Court Sets Aside Power of Sale Transfer to Good Faith Buyer

Published on: May 2021 | What's Trending

Gas station with a truck and cars blurred into the background

*This case has been overturned by the Court of Appeal. Read the new decision here.


A recent judgment highlights the risks to a buyer under power of sale despite delivery of evidence required for the safe harbour provisions of s.35 of the Mortgages Act and s.99(1) of the Land Titles Act.

In 2544176 Ontario Inc. v. 2394762 Ontario Inc. et al. 2021 ONSC 3067 (CanLii) the Court found that the mortgagees enforcing their power of sale rights failed to furnish a discharge statement upon request of the defaulting mortgagor contrary to s.22 of the Mortgages Act and that failure meant that the rights of the mortgagee to enforce the mortgage were suspended and its sale of the property to a good faith buyer without notice was not valid and must be set aside.  The safe harbour provisions of s.35 of the Mortgages Act and s.99(1) of the Land Titles Act can convey good title to a buyer despite a failure to comply with Part II or Part III of the Mortgages Act.  However, since s.22 is found in Part I of the Mortgages Act, the Judge found that those safe harbour provisions do not extend to a failure without reasonable excuse to furnish a discharge statement within 15 days of request.

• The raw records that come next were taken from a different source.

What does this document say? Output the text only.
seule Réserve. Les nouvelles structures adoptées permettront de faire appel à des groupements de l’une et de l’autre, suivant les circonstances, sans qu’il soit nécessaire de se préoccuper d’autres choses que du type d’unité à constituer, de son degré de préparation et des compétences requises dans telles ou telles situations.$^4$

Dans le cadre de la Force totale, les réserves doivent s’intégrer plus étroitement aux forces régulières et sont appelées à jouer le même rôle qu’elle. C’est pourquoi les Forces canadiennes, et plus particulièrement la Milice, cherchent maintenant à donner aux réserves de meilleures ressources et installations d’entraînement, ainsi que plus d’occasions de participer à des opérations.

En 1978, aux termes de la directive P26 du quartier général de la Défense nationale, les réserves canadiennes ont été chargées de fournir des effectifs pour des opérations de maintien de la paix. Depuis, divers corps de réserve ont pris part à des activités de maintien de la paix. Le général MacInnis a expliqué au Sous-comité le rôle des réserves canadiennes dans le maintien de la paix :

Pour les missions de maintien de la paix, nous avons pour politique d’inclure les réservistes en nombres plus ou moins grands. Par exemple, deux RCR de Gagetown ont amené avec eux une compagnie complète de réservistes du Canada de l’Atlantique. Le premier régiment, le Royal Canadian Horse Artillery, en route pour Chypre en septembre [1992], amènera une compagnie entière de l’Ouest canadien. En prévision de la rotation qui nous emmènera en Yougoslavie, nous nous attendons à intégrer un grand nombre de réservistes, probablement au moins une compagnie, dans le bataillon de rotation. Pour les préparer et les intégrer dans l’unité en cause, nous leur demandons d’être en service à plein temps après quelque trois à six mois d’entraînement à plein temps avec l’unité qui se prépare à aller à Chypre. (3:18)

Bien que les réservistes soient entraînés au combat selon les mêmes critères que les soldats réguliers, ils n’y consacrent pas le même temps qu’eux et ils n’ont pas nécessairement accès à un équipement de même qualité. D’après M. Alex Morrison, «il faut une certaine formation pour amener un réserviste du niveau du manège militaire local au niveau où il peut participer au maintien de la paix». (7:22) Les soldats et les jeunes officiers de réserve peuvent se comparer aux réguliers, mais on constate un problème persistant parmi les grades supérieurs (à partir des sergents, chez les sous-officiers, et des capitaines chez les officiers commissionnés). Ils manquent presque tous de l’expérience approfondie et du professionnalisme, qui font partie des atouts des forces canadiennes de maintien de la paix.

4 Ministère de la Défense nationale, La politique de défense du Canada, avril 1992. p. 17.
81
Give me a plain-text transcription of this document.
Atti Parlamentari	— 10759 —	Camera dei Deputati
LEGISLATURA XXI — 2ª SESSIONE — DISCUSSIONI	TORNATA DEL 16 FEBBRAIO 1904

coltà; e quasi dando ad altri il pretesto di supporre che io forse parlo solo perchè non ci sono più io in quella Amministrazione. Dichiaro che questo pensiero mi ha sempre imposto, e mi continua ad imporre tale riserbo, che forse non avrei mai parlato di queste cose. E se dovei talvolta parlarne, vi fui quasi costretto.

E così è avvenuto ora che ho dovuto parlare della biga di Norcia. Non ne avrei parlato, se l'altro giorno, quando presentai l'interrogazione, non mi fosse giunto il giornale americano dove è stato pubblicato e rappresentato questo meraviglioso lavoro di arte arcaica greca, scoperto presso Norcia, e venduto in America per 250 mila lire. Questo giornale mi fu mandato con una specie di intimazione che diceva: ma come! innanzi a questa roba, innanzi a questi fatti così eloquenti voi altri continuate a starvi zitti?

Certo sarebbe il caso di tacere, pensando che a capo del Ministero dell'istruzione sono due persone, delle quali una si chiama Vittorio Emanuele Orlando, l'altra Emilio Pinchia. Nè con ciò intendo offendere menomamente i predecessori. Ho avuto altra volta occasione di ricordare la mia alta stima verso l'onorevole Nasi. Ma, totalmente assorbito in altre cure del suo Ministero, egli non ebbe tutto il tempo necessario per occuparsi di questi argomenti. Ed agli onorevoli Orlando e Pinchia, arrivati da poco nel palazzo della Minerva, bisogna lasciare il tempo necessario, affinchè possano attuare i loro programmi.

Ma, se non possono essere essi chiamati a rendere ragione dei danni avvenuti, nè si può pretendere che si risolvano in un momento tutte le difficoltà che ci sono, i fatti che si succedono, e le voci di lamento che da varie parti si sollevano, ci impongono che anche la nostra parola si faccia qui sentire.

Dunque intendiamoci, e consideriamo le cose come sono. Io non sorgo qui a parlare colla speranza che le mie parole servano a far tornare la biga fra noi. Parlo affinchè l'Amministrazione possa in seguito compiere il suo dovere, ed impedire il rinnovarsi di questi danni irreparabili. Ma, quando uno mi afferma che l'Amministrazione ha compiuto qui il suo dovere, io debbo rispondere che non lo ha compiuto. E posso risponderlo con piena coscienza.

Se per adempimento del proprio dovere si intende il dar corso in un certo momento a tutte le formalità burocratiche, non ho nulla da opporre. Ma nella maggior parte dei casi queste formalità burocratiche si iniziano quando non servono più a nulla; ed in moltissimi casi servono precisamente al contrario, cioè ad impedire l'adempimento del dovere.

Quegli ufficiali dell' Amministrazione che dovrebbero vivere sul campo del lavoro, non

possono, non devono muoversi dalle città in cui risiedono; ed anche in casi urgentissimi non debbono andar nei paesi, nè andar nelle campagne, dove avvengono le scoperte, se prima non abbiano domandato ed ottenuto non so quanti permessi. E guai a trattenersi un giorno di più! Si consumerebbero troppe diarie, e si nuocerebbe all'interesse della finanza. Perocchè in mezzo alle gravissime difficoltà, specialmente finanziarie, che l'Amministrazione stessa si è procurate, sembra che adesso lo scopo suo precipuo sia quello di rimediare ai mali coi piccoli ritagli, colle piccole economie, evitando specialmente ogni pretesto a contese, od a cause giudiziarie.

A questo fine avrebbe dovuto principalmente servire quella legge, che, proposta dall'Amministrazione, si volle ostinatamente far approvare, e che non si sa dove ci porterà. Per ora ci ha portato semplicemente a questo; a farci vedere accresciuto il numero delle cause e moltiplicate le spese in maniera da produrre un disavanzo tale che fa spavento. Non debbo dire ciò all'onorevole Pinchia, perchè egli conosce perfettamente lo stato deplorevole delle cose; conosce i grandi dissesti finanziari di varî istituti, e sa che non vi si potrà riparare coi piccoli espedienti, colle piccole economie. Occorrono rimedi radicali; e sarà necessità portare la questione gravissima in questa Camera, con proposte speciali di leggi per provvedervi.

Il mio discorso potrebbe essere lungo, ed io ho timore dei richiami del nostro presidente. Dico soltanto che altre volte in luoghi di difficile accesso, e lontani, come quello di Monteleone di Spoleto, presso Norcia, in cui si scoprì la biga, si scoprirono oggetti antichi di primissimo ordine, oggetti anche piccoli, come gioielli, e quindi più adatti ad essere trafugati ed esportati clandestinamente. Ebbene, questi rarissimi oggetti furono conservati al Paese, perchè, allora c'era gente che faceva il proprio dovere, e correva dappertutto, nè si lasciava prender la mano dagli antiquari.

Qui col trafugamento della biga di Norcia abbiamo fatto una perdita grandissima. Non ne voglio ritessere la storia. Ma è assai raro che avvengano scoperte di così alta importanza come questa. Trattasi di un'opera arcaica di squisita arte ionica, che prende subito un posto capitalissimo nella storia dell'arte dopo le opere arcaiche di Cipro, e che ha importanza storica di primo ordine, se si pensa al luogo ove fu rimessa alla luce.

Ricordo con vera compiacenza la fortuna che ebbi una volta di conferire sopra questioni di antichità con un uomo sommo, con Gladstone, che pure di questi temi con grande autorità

Being faced with the competing interests of a good faith buyer without notice and policies supporting the protection of the equity of redemption of a defaulting mortgagor, the Judge found on the side of the mortgagor.

The Judge recognized that an effect of the decision is that power of sale transactions will be subject to greater risk on the part of buyers and that that may put downward pressure on the prices that a buyer may be willing to pay.

A summary of the facts:

  1. The subject property is a gas station.
  2. The mortgage was in default and demand was made.
  3. After receiving the demand, the mortgagor found a buyer and agreed to sell the property on a highly conditional basis for $8.7M with a closing scheduled for four months’ later on February 15, 2021.
  4. The mortgagees sent a notice of sale.
  5. On January 14, 2021, the day following the 35-day standstill period, the mortgagor’s lawyer requested a discharge statement. The mortgagor’s lawyer also advised the mortgagees’ lawyer of the mortgagor’s sale and provided a copy of the agreement.
  6. The next day the mortgagees listed the property for sale.
  7. On February 4, 2021, the mortgagor and its buyer firmed-up their agreement with the price reduced to $5.4M and a new closing date of March 31, 2021. The mortgagor did not advise the mortgagees of that fact.
  8. On February 10, 2021, the mortgagees agreed to sell the property under power of sale to another buyer for $4.9M. The agreement included a provision that the buyer agrees to “accept title subject to the Mortgages Act” and included a provision reserving to the mortgagees a right to terminate the agreement and abort the sale in the event the mortgagor redeems the mortgage or sold the property.
  9. On closing, the mortgagee’s buyer granted a $4.3M first mortgage to its lender and a $1.0M second vendor take-back mortgage for a total of $5.3M in mortgages on a $4.9M purchase.
  10. The mortgagees never provided a payout statement following the request on January 14, 2021.

The Judge found that, but for the suspension of enforcement resulting from a breach of s.22 of the Mortgages Act, the mortgagee’s buyer would have good title as a bona fide third party without notice and there is no evidence or argument to the contrary even if the financing of the purchase was suspicious.

In dealing with the competing interests of a bona fide third party without notice and a mortgagor’s equity of redemption, the Judge found that the mortgagees’ buyer had assumed a degree of risk because the buyer agreed to “accept title subject to the Mortgages Act”.

The Judge clearly understood the implications of the decision.

The Judge noted that immediately following his judgment, the mortgagees could deliver the requested, discharge statement, sign a new agreement with their buyer, and close immediately thereafter and before the mortgagor could sell to its buyer and redeem the mortgage.  However, the Judge recognized that the mortgagees might not want to do that and possibly face an improvident sale claim given that it is now aware of the $500,000 spread in sale prices.

The Judge also noted that a good faith buyer could try to protect itself by obtaining an estoppel certificates from the mortgagor but recognized that is not realistic.  A buyer could also insist that the mortgagee prove that it has provided a discharge statement.

What is yet to be decided:

  • Are the mortgagees liable in damages to their disappointed buyer?
  • Are the mortgagees liable in damages to the mortgagor?
  • Was the mortgagees’ lawyer negligent?
  • What can a buyer’s lawyer do to protect the buyer?
  • What is the status of the buyer’s first mortgage? Does the doctrine of deferred indefeasibility apply to it as a third party?
  • What are the obligations of a title insurer to the disappointed buyer and its lender?